Not Your Grandfather’s Contraction

Economist Kevin Warsh takes to the pages of the Wall Street Journal with an op-ed that underscores points I have been emphasizing for months now:

The current economic crisis is principally a supply-side shock to businesses on Main Street. Because of the pandemic and lockdown, workers have been forcibly distanced from their jobs, and new capital has been scared to the sidelines. Service businesses—representing the bulk of the U.S. economy—are at risk of becoming the greatest casualties.

There are downstream effects from the supply shock on aggregate demand, including weak consumer spending, and from the Main Street carnage on listed securities on Wall Street. The bulk of the government’s largesse to date has been devoted downstream. To right the balance—and avoid a slower, weaker recovery—policy makers should direct their attention upstream, to the supply side of the economy and Main Street.

He has three warnings. First, when you’re in a hole stop digging:

First, Congress is understandably tempted to try to re-create the status quo ante. The pandemic wasn’t the fault of our citizens, so shouldn’t government simply and fully replenish the coffers of those harmed, as if the crisis never happened?

That isn’t feasible. The depth and duration of the recession are unknown. Businesses and households can’t be made whole when the economic hole is still deepening. And it is impossible to know what would have happened absent the pandemic. A prosperous future is possible only if capital and labor move with due speed to the business models and jobs of the postpandemic era. American-style dynamism isn’t an obstacle to recovery; it’s the essential element.

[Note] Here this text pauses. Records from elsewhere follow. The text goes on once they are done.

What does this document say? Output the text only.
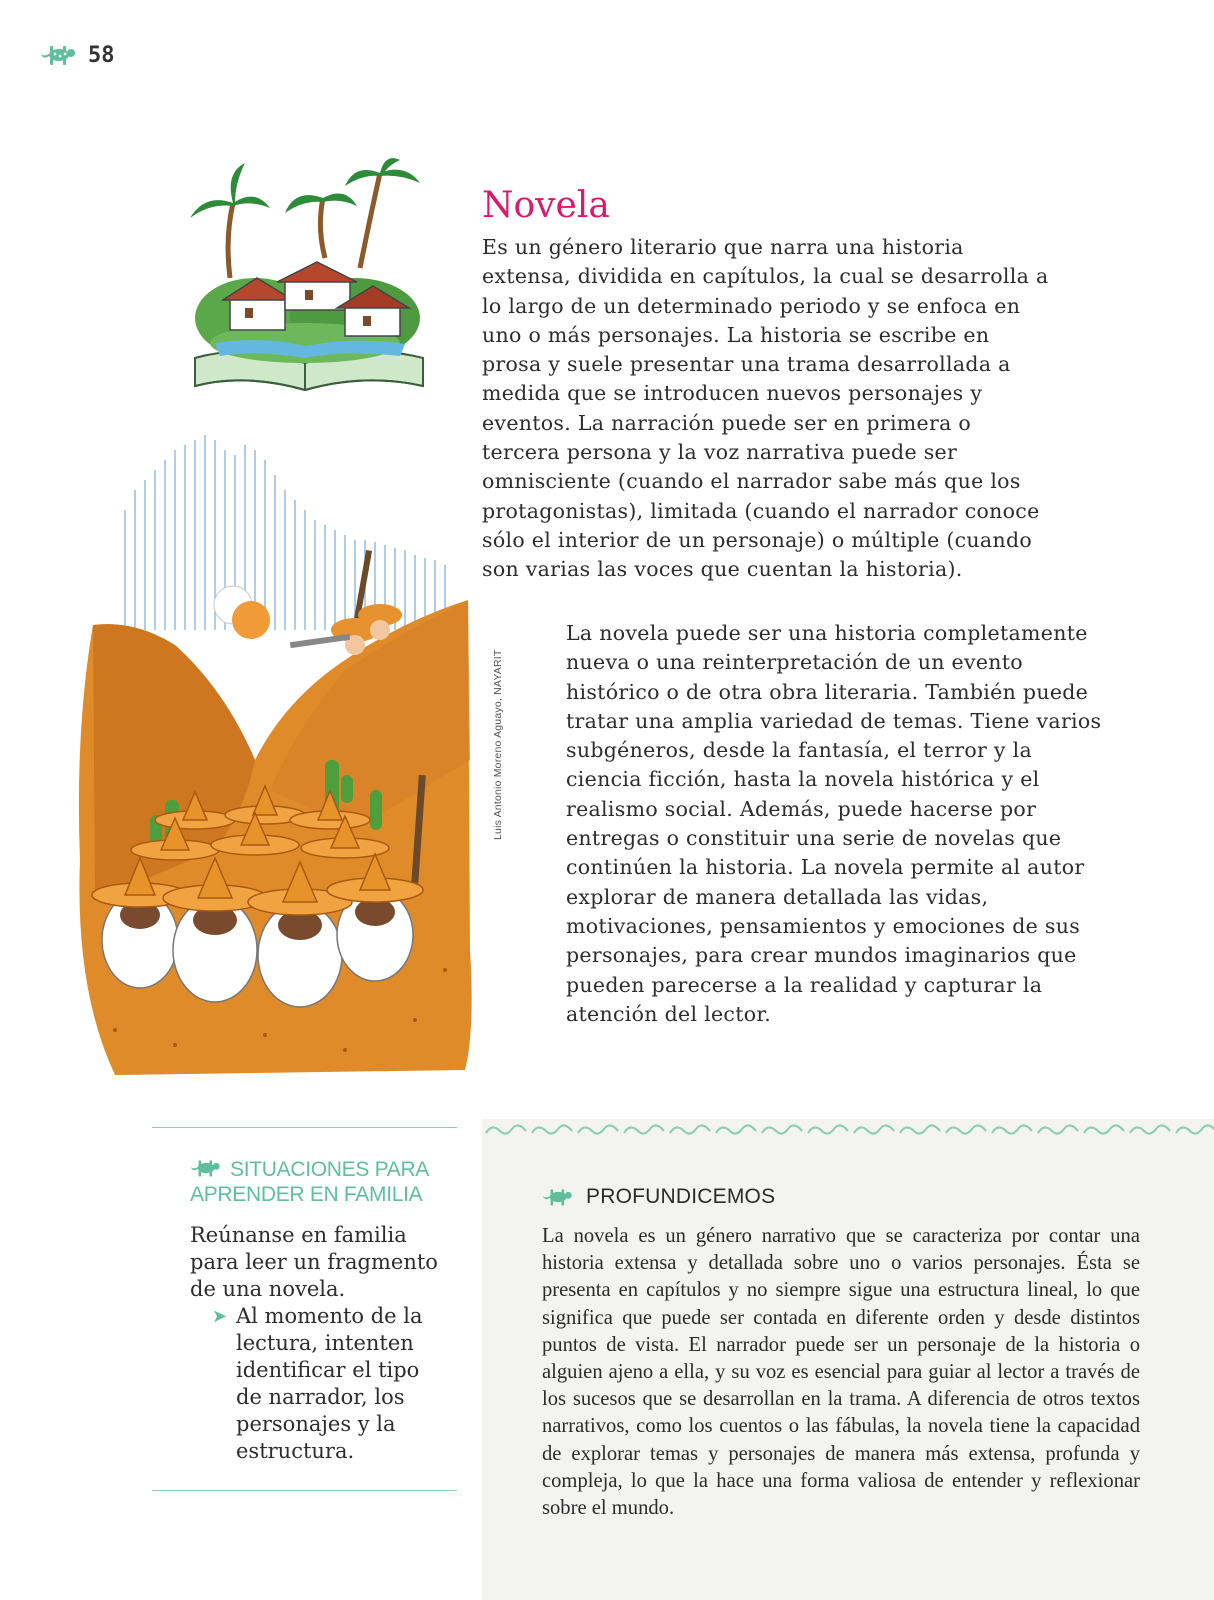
58
Luis Antonio Moreno Aguayo, NAYARIT
Novela

Es un género literario que narra una historia extensa, dividida en capítulos, la cual se desarrolla a lo largo de un determinado periodo y se enfoca en uno o más personajes. La historia se escribe en prosa y suele presentar una trama desarrollada a medida que se introducen nuevos personajes y eventos. La narración puede ser en primera o tercera persona y la voz narrativa puede ser omnisciente (cuando el narrador sabe más que los protagonistas), limitada (cuando el narrador conoce sólo el interior de un personaje) o múltiple (cuando son varias las voces que cuentan la historia).

La novela puede ser una historia completamente nueva o una reinterpretación de un evento histórico o de otra obra literaria. También puede tratar una amplia variedad de temas. Tiene varios subgéneros, desde la fantasía, el terror y la ciencia ficción, hasta la novela histórica y el realismo social. Además, puede hacerse por entregas o constituir una serie de novelas que continúen la historia. La novela permite al autor explorar de manera detallada las vidas, motivaciones, pensamientos y emociones de sus personajes, para crear mundos imaginarios que pueden parecerse a la realidad y capturar la atención del lector.

SITUACIONES PARA
APRENDER EN FAMILIA

Reúnanse en familia para leer un fragmento de una novela.

➤ Al momento de la lectura, intenten identificar el tipo de narrador, los personajes y la estructura.
PROFUNDICEMOS

La novela es un género narrativo que se caracteriza por contar una historia extensa y detallada sobre uno o varios personajes. Ésta se presenta en capítulos y no siempre sigue una estructura lineal, lo que significa que puede ser contada en diferente orden y desde distintos puntos de vista. El narrador puede ser un personaje de la historia o alguien ajeno a ella, y su voz es esencial para guiar al lector a través de los sucesos que se desarrollan en la trama. A diferencia de otros textos narrativos, como los cuentos o las fábulas, la novela tiene la capacidad de explorar temas y personajes de manera más extensa, profunda y compleja, lo que la hace una forma valiosa de entender y reflexionar sobre el mundo.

The U.S. economy isn’t a pop-up store. It’s a complex organism built on relationships—between supplier and business, employee and employer, customer and company. Relationship capital is the most precious and, at present, the most precarious. As the economy reopens, the after-tax rewards for work and new capital investment should increase. Otherwise, relationships will atrophy and the economy will suffer.

And in this war there have been war profiteers—retailers and 3PLs that have continued operations through the lockdowns unencumbered. They should not remain ignored. Second, vultures always gather around carcasses:

Second, when the government puts out a shingle offering money, the line tends to get long and the opportunity for mischief multiplies. The Treasury and Fed are working in a difficult environment to support businesses affected by the pandemic. They should resist the temptation to play favorites. Bailouts don’t age well, especially when they are bespoke.

The ink of the Cares Act was barely dry before the recriminations against disfavored beneficiaries began. Liquidity for all solvent comers—without fear or favor, without strings or restrictions—should be the guiding ethos. We should trust the good sense of businesses and households to know what to do with the money.

We should not be surprised that when money is thrown from a helicopter that there are those with gathering nets waiting below and, by and large, they aren’t the most needy or deserving of help. And third, there ain’t no such thing as a free lunch:

Third, there are limits to government spending. (Humor me.) The debt markets may seem to have infinite capacity to fund Washington’s fiscal profligacy. But it’s an inopportune time to bet on the perpetual kindness of strangers. Economists didn’t forecast the striking fall in real and nominal interest rates over the past 30 years. Nor is there accord on what would change the direction. The pandemic should remind us of tail risks, including sovereign risk.

The design of Washington’s pandemic response is far more important than its size. The strength of the postpandemic recovery is not chiefly about the magnitude of new government spending. The preoccupation with managing aggregate demand is misplaced, especially in this crisis.

That last is a shot across the bow of the Modern Monetary Theorists who no doubt believe that this is their moment. Sadly, I’m confident that Congress is eager to apply their demand side playbook to the present downturn which is quite different from the sort about which John Maynard Keynes wrote.